What Bloomberg clearly details in this story is that the people trying to save Lehman that fateful weekend didn’t even think about the commercial-paper markets, which seized up and sent shock waves through money-market funds, until then supposedly as safe as a savings account, which triggered further panic in the financial system.

“We did not expect how the Lehman Brothers bankruptcy would transmit through the commercial-paper market and cause all the stress in the money funds,” said David Nason, a former assistant Treasury secretary for financial institutions under Paulson and now a managing director at Washington-based Promontory Financial Group…

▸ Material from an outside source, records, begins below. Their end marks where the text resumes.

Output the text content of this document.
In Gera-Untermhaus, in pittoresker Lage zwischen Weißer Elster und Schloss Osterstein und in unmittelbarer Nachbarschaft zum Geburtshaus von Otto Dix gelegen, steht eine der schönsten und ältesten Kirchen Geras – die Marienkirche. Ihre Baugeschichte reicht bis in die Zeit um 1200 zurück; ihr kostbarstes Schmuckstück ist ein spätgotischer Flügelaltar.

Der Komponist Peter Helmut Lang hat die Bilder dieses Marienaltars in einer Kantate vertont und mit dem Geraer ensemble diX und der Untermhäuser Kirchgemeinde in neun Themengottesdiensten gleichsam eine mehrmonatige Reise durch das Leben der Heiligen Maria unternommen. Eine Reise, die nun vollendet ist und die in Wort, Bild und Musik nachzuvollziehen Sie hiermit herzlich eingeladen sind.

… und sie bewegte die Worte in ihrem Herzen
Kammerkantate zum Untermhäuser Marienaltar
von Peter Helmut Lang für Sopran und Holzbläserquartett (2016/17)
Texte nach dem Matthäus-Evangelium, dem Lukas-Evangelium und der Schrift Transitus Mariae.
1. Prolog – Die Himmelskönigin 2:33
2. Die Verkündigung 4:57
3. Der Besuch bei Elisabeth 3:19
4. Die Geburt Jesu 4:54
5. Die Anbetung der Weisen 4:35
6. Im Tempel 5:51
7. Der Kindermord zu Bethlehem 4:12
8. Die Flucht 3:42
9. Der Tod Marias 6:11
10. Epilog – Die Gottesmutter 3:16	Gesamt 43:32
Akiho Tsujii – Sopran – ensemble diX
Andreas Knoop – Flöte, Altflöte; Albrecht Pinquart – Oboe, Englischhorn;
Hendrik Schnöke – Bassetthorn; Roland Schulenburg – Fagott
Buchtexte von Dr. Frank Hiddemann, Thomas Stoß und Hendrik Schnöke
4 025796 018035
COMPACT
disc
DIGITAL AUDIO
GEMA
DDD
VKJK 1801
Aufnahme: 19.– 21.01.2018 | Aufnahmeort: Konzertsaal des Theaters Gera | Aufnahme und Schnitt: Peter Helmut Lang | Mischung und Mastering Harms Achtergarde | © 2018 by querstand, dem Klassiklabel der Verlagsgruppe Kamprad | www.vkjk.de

One bank CEO, assigned to a group of executives asked by Geithner to consider what would happen in the event of a Lehman bankruptcy, said he couldn’t recall any conversations that weekend about commercial paper or money markets. The banker declined to be identified.

Bloomberg takes a shot at regulatory capture here:

One bank CEO, assigned to a group of executives asked by Geithner to consider what would happen in the event of a Lehman bankruptcy, said he couldn’t recall any conversations that weekend about commercial paper or money markets. The banker declined to be identified.

That may have had something to do with who was in the room, said Joshua H. Rosner, managing director at New York investment research company Graham Fisher & Co. They were all bankers. There were no corporate treasurers, academics, consumer advocates or labor representatives.